Building Custom GPTs for Specific Tasks
The concept of creating custom GPTs for specific business functions is a key takeaway. For instance, a company might develop a GPT for:
- Sales Email Generation: Trained on successful past sales emails and product information.
- Customer Support Ticket Summarization: Capable of reading and summarizing complex support tickets.
- Internal Knowledge Base Querying: Allowing employees to ask natural language questions about company policies or procedures.
Example GPT Configuration (Conceptual):
- Name: Internal Policy Bot
- Description: Answers questions about company HR and IT policies.
- Instructions:
- “You are an AI assistant designed to help employees find information quickly within our company’s internal knowledge base.
- Access the provided document:
company_policies_v3.pdf. - When a user asks a question, first try to find the answer directly within the document.
- If the answer is not explicit, explain that you cannot find the specific information and suggest the user contact the relevant department (HR or IT).
- Do not invent information.
- Keep answers concise and to the point.”
- Knowledge Files:
company_policies_v3.pdf
This demonstrates how readily available tools can be leveraged to create specialized AI solutions that address specific organizational needs. This is a core aspect of AI App Development & Marketing.
AI for Internal Operations and Marketing
Morpheus leverages AI not only for client services but also for its own operational efficiency and go-to-market strategy.
- LinkedIn Content Generation: Using AI to draft posts, identify trending topics, and optimize posting schedules to increase engagement and lead generation.
- Newsletter Launch: Employing AI to create content, identify target audiences, and manage distribution for a newsletter, demonstrating its utility for content marketing.
- Sales Process Automation: Building AI-driven automations within their CRM or sales platforms to streamline lead qualification, follow-up, and deal progression.
This internal application serves as a powerful demonstration of AI’s capabilities, acting as a real-world case study for potential clients.
Conclusion: The Future of AI Agencies
The AI agency space is moving beyond a singular focus on technical development.
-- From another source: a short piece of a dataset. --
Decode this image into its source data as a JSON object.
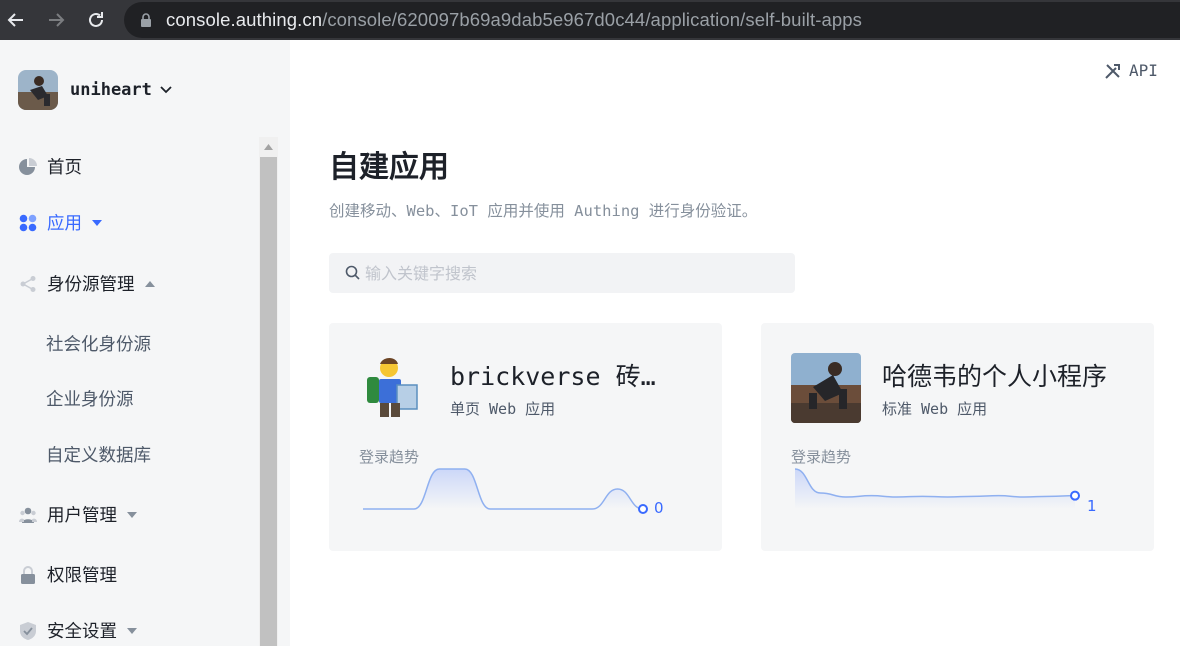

The success of Matteo’s approach underscores the immense value in providing foundational AI education and consulting. By acting as educators and facilitators of understanding, agencies can:
- Demystify AI: Make AI accessible and understandable for non-technical stakeholders.
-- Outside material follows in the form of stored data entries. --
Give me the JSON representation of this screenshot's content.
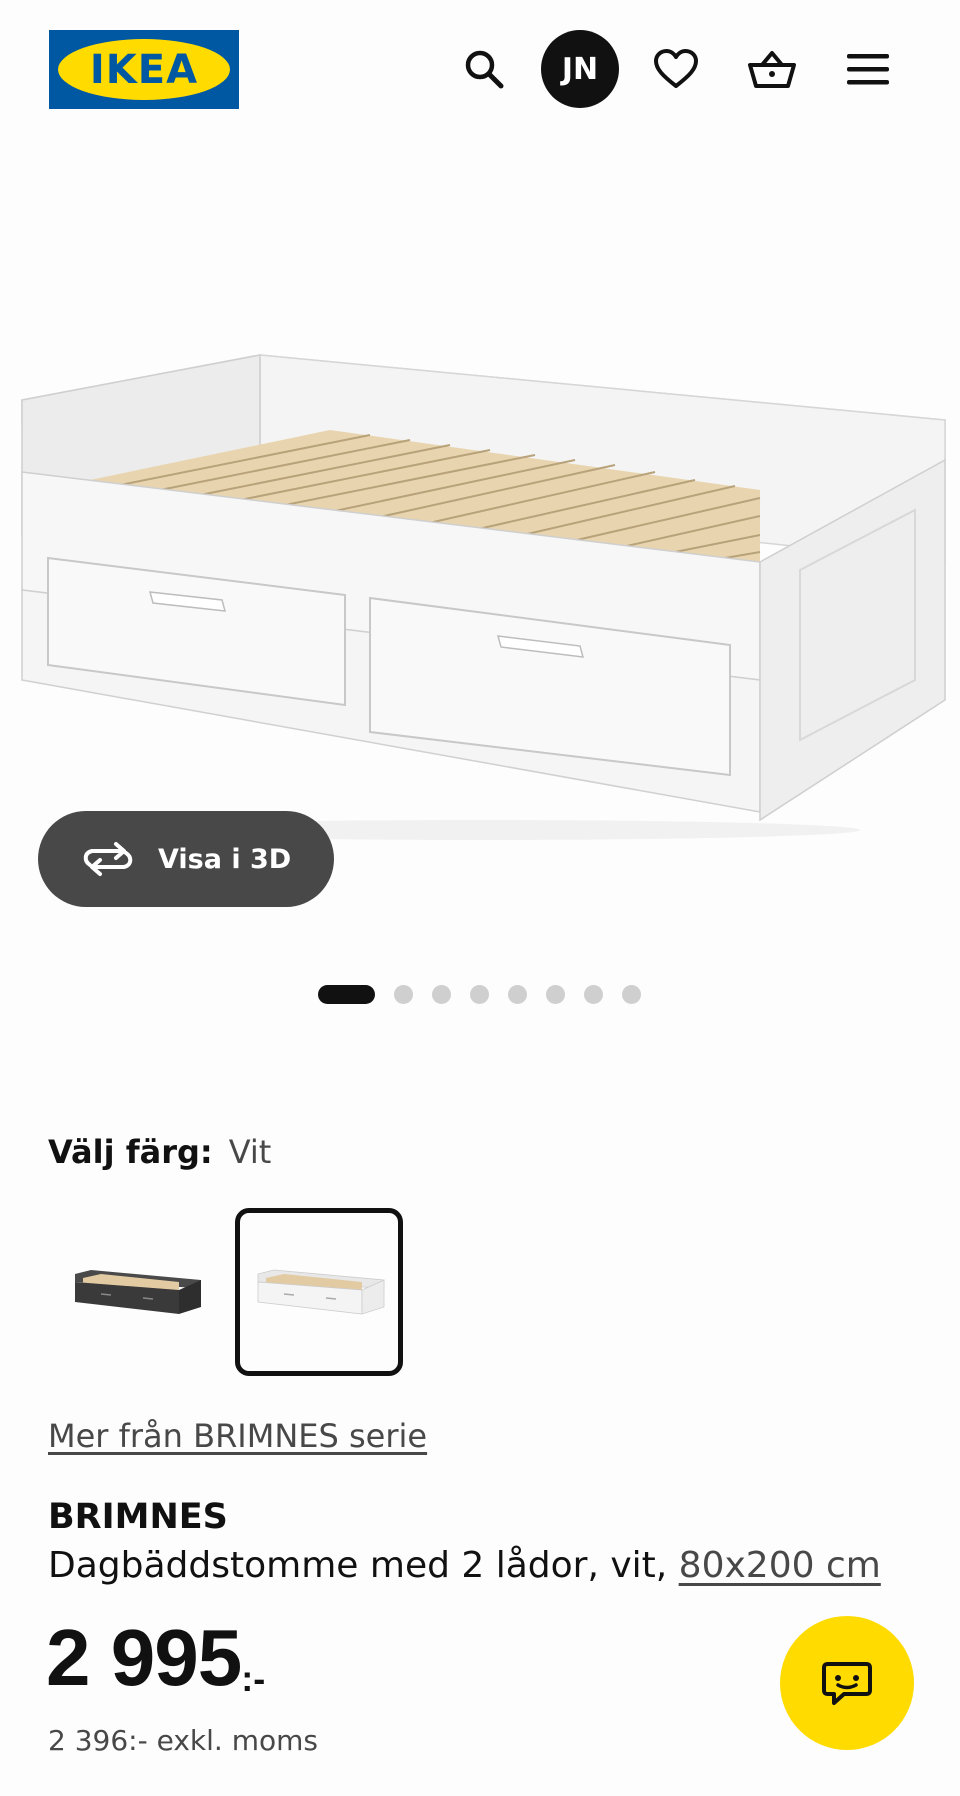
{
  "header": {
    "logo_text": "IKEA",
    "avatar_initials": "JN",
    "icons": [
      "search-icon",
      "heart-icon",
      "basket-icon",
      "menu-icon"
    ]
  },
  "gallery": {
    "view_3d_label": "Visa i 3D",
    "slide_count": 8,
    "active_slide": 1
  },
  "color_selector": {
    "label": "Välj färg:",
    "selected_value": "Vit",
    "options": [
      "black-brown",
      "white"
    ],
    "selected_index": 1
  },
  "series_link": "Mer från BRIMNES serie",
  "product": {
    "brand": "BRIMNES",
    "description": "Dagbäddstomme med 2 lådor, vit, ",
    "dimension": "80x200 cm",
    "price": "2 995",
    "price_suffix": ":-",
    "price_excl_vat": "2 396:- exkl. moms"
  },
  "colors": {
    "ikea_blue": "#0058a3",
    "ikea_yellow": "#ffdb00",
    "dark_button": "#484848"
  }
}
- Build Trust: Establish credibility and long-term relationships with clients.
- Identify Needs: Uncover genuine business problems that AI can solve.
- Drive Adoption: Create internal champions who can evangelize AI within their organizations.
- Create Upsell Opportunities: Seamlessly transition clients to more complex and lucrative development projects.
For businesses looking to enter the AI agency space, especially those who are non-technical, focusing on education and consulting offers a robust and scalable path to success. The ability to demonstrate tangible results through optimized processes and the creation of internal AI champions provides a clear value proposition that leads to sustained growth and deeper client engagements.